Prep vegetables. Dice mushrooms, mince garlic. Set aside.
Dice 4 slices of bacon and place into cast iron skillet. Cook on medium heat for 4-5 minutes. Remove from pan once fully cooked.
Add mushrooms. Cook for 3 minutes until they soak up all the remaining bacon grease.
Add garlic and cook for an additional 1 minute.
Add 2 tbsps of flour to mixture. Cook for 1-2 minutes until flour is well incorporated into mixture.
Add 1.5 cups of whole milk and 1/2 cup of vegetable broth.
Cook for 6-8 minutes, stirring every now and again, until sauce has thickened. Add more flour to sauce if it needs help thickening.
Once the sauce is thick and creamy, take off burner and add the bacon back in. Generously add salt and pepper to taste. Lastly, add in 1/3 cup of french fried onions.
Blanching the Green Beans
Wash and cut both the tops and bottoms of the green beans off.

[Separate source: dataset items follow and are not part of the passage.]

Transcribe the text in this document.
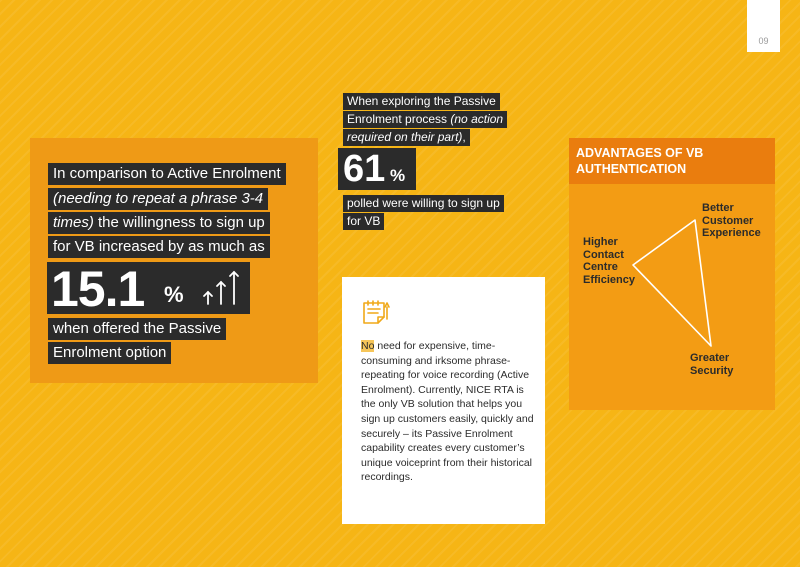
09
In comparison to Active Enrolment
(needing to repeat a phrase 3-4
times) the willingness to sign up
for VB increased by as much as
15.1 %
when offered the Passive
Enrolment option
When exploring the Passive
Enrolment process (no action
required on their part),
61 %
polled were willing to sign up
for VB
No need for expensive, time-consuming and irksome phrase-repeating for voice recording (Active Enrolment). Currently, NICE RTA is the only VB solution that helps you sign up customers easily, quickly and securely – its Passive Enrolment capability creates every customer’s unique voiceprint from their historical recordings.
ADVANTAGES OF VB AUTHENTICATION
Better Customer Experience
Higher Contact Centre Efficiency
Greater Security
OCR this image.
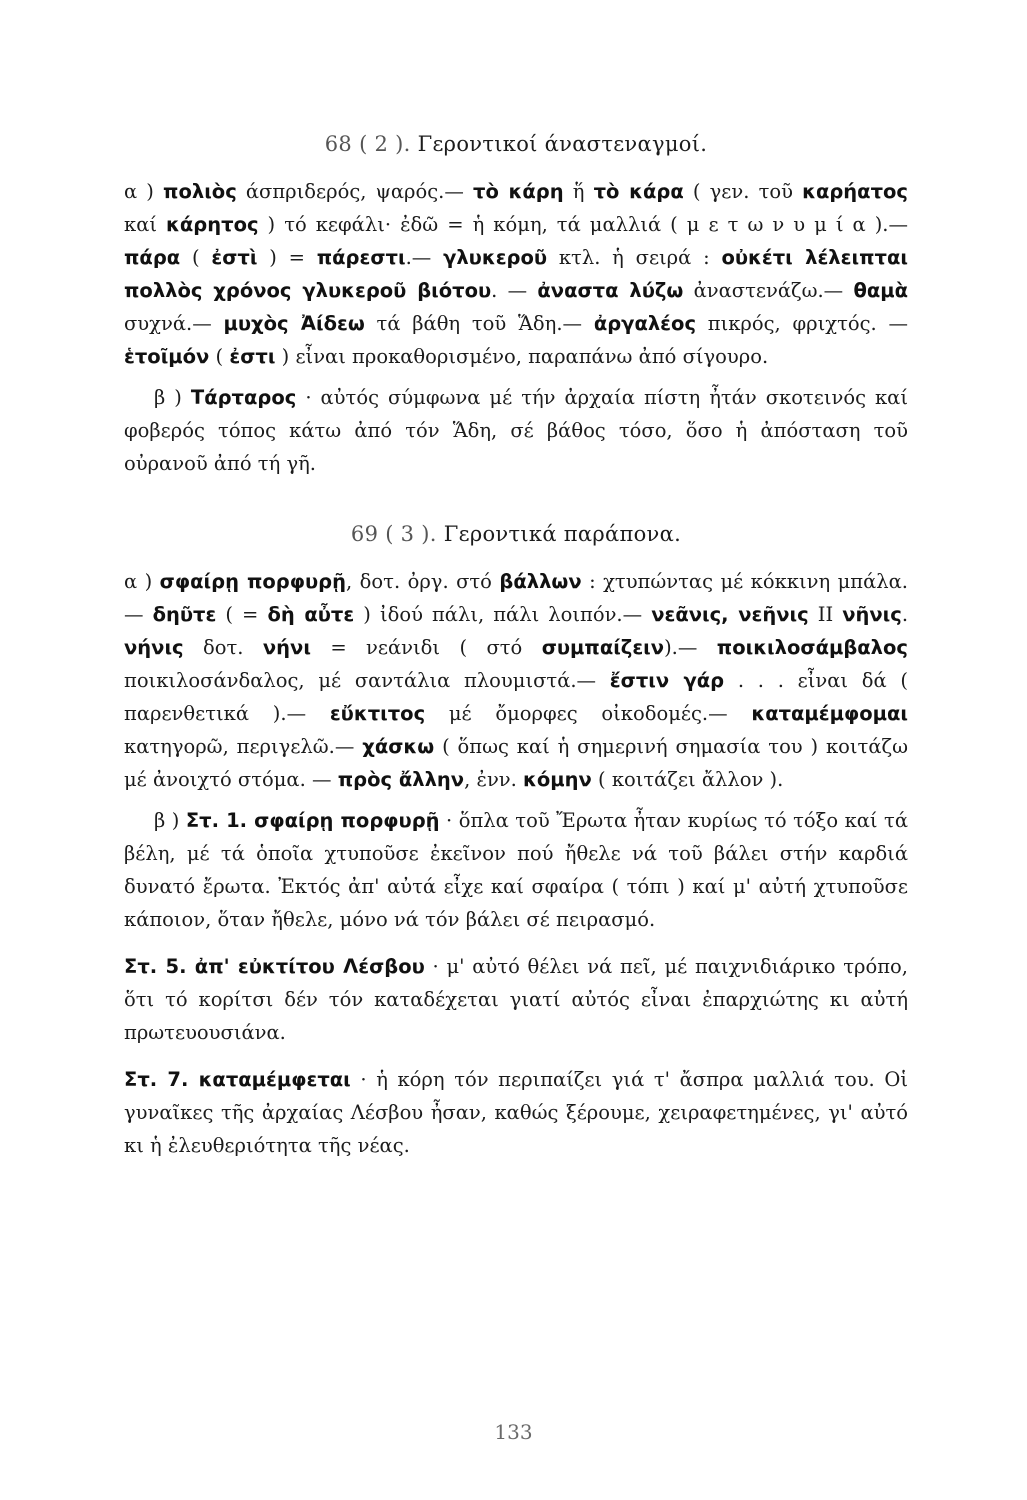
68 ( 2 ). Γεροντικοί άναστεναγμοί.

α ) πολιὸς άσπριδερός, ψαρός.— τὸ κάρη ἥ τὸ κάρα ( γεν. τοῦ καρήατος καί κάρητος ) τό κεφάλι· ἐδῶ = ἡ κόμη, τά μαλλιά ( μ ε τ ω ν υ μ ί α ).— πάρα ( ἐστὶ ) = πάρεστι.— γλυκεροῦ κτλ. ἡ σειρά : οὐκέτι λέλειπται πολλὸς χρόνος γλυκεροῦ βιότου. — ἀναστα λύζω ἀναστενάζω.— θαμὰ συχνά.— μυχὸς Ἀίδεω τά βάθη τοῦ Ἅδη.— ἀργαλέος πικρός, φριχτός. — ἑτοῖμόν ( ἐστι ) εἶναι προκαθορισμένο, παραπάνω ἀπό σίγουρο.

β ) Τάρταρος · αὐτός σύμφωνα μέ τήν ἀρχαία πίστη ἦτάν σκοτεινός καί φοβερός τόπος κάτω ἀπό τόν Ἅδη, σέ βάθος τόσο, ὅσο ἡ ἀπόσταση τοῦ οὐρανοῦ ἀπό τή γῆ.

69 ( 3 ). Γεροντικά παράπονα.

α ) σφαίρῃ πορφυρῇ, δοτ. ὀργ. στό βάλλων : χτυπώντας μέ κόκκινη μπάλα.— δηῦτε ( = δὴ αὖτε ) ἰδού πάλι, πάλι λοιπόν.— νεᾶνις, νεῆνις ΙΙ νῆνις. νήνις δοτ. νήνι = νεάνιδι ( στό συμπαίζειν).— ποικιλοσάμβαλος ποικιλοσάνδαλος, μέ σαντάλια πλουμιστά.— ἔστιν γάρ . . . εἶναι δά ( παρενθετικά ).— εὔκτιτος μέ ὄμορφες οἰκοδομές.— καταμέμφομαι κατηγορῶ, περιγελῶ.— χάσκω ( ὅπως καί ἡ σημερινή σημασία του ) κοιτάζω μέ ἀνοιχτό στόμα. — πρὸς ἄλλην, ἐνν. κόμην ( κοιτάζει ἄλλον ).

β ) Στ. 1. σφαίρῃ πορφυρῇ · ὅπλα τοῦ Ἔρωτα ἦταν κυρίως τό τόξο καί τά βέλη, μέ τά ὁποῖα χτυποῦσε ἐκεῖνον πού ἤθελε νά τοῦ βάλει στήν καρδιά δυνατό ἔρωτα. Ἐκτός ἀπ' αὐτά εἶχε καί σφαίρα ( τόπι ) καί μ' αὐτή χτυποῦσε κάποιον, ὅταν ἤθελε, μόνο νά τόν βάλει σέ πειρασμό.

Στ. 5. ἀπ' εὐκτίτου Λέσβου · μ' αὐτό θέλει νά πεῖ, μέ παιχνιδιάρικο τρόπο, ὅτι τό κορίτσι δέν τόν καταδέχεται γιατί αὐτός εἶναι ἐπαρχιώτης κι αὐτή πρωτευουσιάνα.

Στ. 7. καταμέμφεται · ἡ κόρη τόν περιπαίζει γιά τ' ἄσπρα μαλλιά του. Οἱ γυναῖκες τῆς ἀρχαίας Λέσβου ἦσαν, καθώς ξέρουμε, χειραφετημένες, γι' αὐτό κι ἡ ἐλευθεριότητα τῆς νέας.

133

Add 6 cups of water to a large pot. Add salt. Bring to a rolling boil. Once boiling, add in the green beans. Cook for 2 minutes - not a second longer!
While cooking, add ice and cold water to a large bowl to make an ice bath.
Once the 2 minutes is up, immediately transfer green beans to the ice bath to "shock" them and stop the cooking process.
Time to assemble the casserole!
Once drained, add the green beans to your skillet with the sauce. Mix together. Top with the rest of the french fried onions.
Place in the oven and bake for 15-20 minutes until golden and bubbly. Enjoy!
5 comments / Add your comment below
This looks great!
I like that you used fresh ingredients.
Yum! Must try this
This used to be my totally favorite thing at Thanksgiving. I gave up on it when I quit eating the ‘stuff’ in the canned soup. This looks really easy, I love that it’s one pan. Looks amazing!
Making it again this year Haylie!! yummy!
Yay! So glad you like it, Kimberly! It’s one of my favorite Thanksgiving sides!